The history of the Texas Rangers is the history of Texas itself. In 1820, Stephen F. Austin, best known as the father of Texas, requested and received permission from the Mexican government for 300 families to enter the territory of Texas. By 1823, the need to create a force in order to provide the pioneers with protection from hostile elements became apparent.
On August 10, 1823, since Texas was then a part of Mexico, Stephen F. Austin sought and obtained additional permission from the Mexican government to employ ten men from a group of volunteers to protect this new Texas frontier. Thus, the history of the Texas Rangers began with duties to “range” over wide areas to scout the movements of the renegade Indians. Some accounts say that he Rangers got their name from these ranging activities, but when you look at the original writings of Austin, when he assembled the 10 men he called them Rangers.
In 1835, the Texas Rangers were formally organized with twenty five men to form one Ranger company. The control of the Rangers was placed under the command of the military Commander-in-Chief of the forces of Texas. At that time, the Ranger’s primary concern was to protect against hostile Indians and to protect against outlaws and Mexican bandits. In order to survive, Rangers were forced to learn the Indian ways which included learning horsemanship equal to the Indians.
The Texas Ranger organization became better established during the period of the Republic of Texas, 1836 to 1846, but the Rangers were not without criticism and underwent movements of abolishment. Rangers were able to survive because the organization was structured in a less expensive manner than that of a regular army. The Rangers did undergo short terms of abolishment but were always called back into service. The early years were that of conflict since Texas and Mexico were in constant dispute over territory. The differences finally lead to a war between Texas and Mexico, when Texas joined the Union and became a member of the United States in 1845.
In 1846, General Zachery Taylor formed troops to cross the Rio Grande into Mexico. The Texas Rangers became a part of Taylor’s troops and thus, undertook a new dimension. The Rangers became a part of a complete military structure, yet this did not alter their effectiveness. The Rangers gained national prominence for the first time and were considered to be the best troops in the American Army.

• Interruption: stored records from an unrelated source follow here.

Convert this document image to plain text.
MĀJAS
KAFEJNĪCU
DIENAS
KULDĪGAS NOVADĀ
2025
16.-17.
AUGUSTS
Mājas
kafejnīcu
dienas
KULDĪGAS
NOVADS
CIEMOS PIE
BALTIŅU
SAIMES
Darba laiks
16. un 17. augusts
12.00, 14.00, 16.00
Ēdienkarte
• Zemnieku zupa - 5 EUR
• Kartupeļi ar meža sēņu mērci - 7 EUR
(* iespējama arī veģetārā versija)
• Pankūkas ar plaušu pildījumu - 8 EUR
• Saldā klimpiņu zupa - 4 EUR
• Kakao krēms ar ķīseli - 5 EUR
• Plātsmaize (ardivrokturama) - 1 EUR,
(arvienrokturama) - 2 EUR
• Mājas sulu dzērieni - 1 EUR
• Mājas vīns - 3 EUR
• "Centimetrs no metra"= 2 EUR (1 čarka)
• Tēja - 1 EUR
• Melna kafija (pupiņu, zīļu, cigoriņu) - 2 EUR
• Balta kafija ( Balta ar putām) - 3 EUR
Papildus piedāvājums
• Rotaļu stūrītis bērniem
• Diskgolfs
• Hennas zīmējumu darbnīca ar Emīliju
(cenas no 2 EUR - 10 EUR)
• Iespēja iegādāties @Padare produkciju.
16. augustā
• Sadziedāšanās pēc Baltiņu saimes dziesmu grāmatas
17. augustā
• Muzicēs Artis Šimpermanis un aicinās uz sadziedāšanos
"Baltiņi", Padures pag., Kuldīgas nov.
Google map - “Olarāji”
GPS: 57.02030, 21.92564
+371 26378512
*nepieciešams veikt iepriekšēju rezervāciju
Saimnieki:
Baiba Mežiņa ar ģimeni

For ten years following the end of the war with Mexico, the tasks of protecting the frontier were assumed by United States Army troops. The Rangers saw little service during that period. In 1861 Texas seceded from the Union leaving the total job of protection once again to the Texas Rangers. The Rangers soon occupied the forts abandoned by the United States troops and readjusted to provide protection for the residents of Texas during the Civil War years. When the Civil War ended, the Ranger force was disbanded by the United States Military authorities.
A part of Texas ceased to exist, not because of disorganization within the Texas Rangers, but because of the historical period of Union control. The frontier was soon to become unsafe when corrupt politicians gained control of the military forces. In 1874, the Texas Legislature, once again controlled by honest and responsible men, passed a bill creating six Ranger companies and a special force of one Ranger Company. The responsibility of the Rangers became two fold: protection against Indians and restoring law and order in Texas.